At the University of Arizona, a professor named Sudha Ram gathered and analyzed data on how freshmen used their student-identity “CatCards” over a three-year period. The data, collected whenever students used the cards to check in at the library, rec center, or other places, was then used to create networks mapping which students interacted with one another and how often. Ram also looked at the regularity of students’ routines and whether or not they had established patterns of activity. She and her collaborators developed a machine-learning algorithm to develop ways to quantify those patterns.
Arizona now uses some 800 data points — on academic performance, financial aid, and use of the university’s course-management system, among other things — to identify which students are most at risk for dropping out. Those predictions are about 73 percent accurate from the first day of classes, with the accuracy rate improving over time, according to a university official.
At stake in the collection of such data are two things: how we think about labor and how we think about consent. Students must be given the choice to participate, and must be fully informed that they are part of an experiment or that their work will be used to improve corporate products. On a university website that describes his research at St. Thomas, Tornoe says: “One thing we learned from this experience is that the people have a strong reaction to the technology! This taught us that we need to be careful in how we describe and position technology that interacts with humans, to make sure that the people using it understand exactly what it is doing and what happens to the data collected, and that people are fully informed as to what data is being collected and how it will be used.”

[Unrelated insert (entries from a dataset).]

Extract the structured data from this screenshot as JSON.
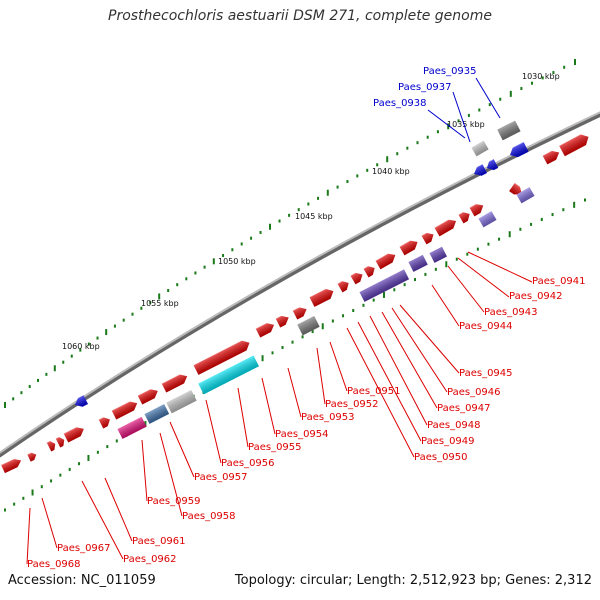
{
  "title": "Prosthecochloris aestuarii DSM 271, complete genome",
  "footer": {
    "accession": "Accession: NC_011059",
    "summary": "Topology: circular; Length: 2,512,923 bp; Genes: 2,312"
  },
  "colors": {
    "forward": "#e00000",
    "reverse_strand_gene": "#0000e0",
    "hypothetical": "#777777",
    "cyan": "#00e0f0",
    "magenta": "#e0107a",
    "steelblue": "#3d6fa8",
    "silver": "#bbbbbb",
    "purple": "#5a3ab0",
    "lavender": "#7b6ad8",
    "backbone": "#888888",
    "tick_green": "#1a7a1a",
    "label_red": "#dd0000",
    "label_blue": "#0000cc"
  },
  "ticks": [
    {
      "label": "1030 kbp"
    },
    {
      "label": "1035 kbp"
    },
    {
      "label": "1040 kbp"
    },
    {
      "label": "1045 kbp"
    },
    {
      "label": "1050 kbp"
    },
    {
      "label": "1055 kbp"
    },
    {
      "label": "1060 kbp"
    }
  ],
  "gene_labels_top": [
    {
      "name": "Paes_0935"
    },
    {
      "name": "Paes_0937"
    },
    {
      "name": "Paes_0938"
    }
  ],
  "gene_labels_bottom": [
    {
      "name": "Paes_0941"
    },
    {
      "name": "Paes_0942"
    },
    {
      "name": "Paes_0943"
    },
    {
      "name": "Paes_0944"
    },
    {
      "name": "Paes_0945"
    },
    {
      "name": "Paes_0946"
    },
    {
      "name": "Paes_0947"
    },
    {
      "name": "Paes_0948"
    },
    {
      "name": "Paes_0949"
    },
    {
      "name": "Paes_0950"
    },
    {
      "name": "Paes_0951"
    },
    {
      "name": "Paes_0952"
    },
    {
      "name": "Paes_0953"
    },
    {
      "name": "Paes_0954"
    },
    {
      "name": "Paes_0955"
    },
    {
      "name": "Paes_0956"
    },
    {
      "name": "Paes_0957"
    },
    {
      "name": "Paes_0958"
    },
    {
      "name": "Paes_0959"
    },
    {
      "name": "Paes_0961"
    },
    {
      "name": "Paes_0962"
    },
    {
      "name": "Paes_0967"
    },
    {
      "name": "Paes_0968"
    }
  ]
}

At Arizona, Ram, too, has acknowledged privacy concerns. According to university news coverage, the data collected was anonymized so that students could not be personally identified, and was shared only with students’ advisers.
But the students could not have been told about all possible future uses of these data, since those uses are not fully known yet, or even knowable. Microsoft, IBM, and Arizona could all profit from the data produced from these experiments. (While the university is nonprofit, I would argue that its own bottom line depends in part on quantifiable data on student retention, among other things.) However, I wonder whether those involved in student-data projects sufficiently understand that the students — not the institutions or the algorithms — are the people whose worth, selves, and labor are supposed to be the primary focus of universities. Students have, in effect, been made into the Mechanical Turks of education technology, often without their knowledge or consent.
The time for having “the talk” about consent within the ed-tech community has long since passed. While improving ed tech, making classrooms more efficient, raising retention rates, and guarding against plagiarism are valuable goals, the value of creating a culture of consent and fair compensation for labor ranks higher. Faculty members may not stipulate on the syllabus how they treat their students (although they probably should), but their practices are as much a form of pedagogy, and arguably more so, than any list of required texts, assignments, or due dates.
When we draft students into education technologies and enlist their labor without their consent or even their ability to choose, we enact a pedagogy of extraction and exploitation. It’s time to stop.
Chris Gilliard, a professor of English at Macomb Community College, often writes about privacy and surveillance in higher education.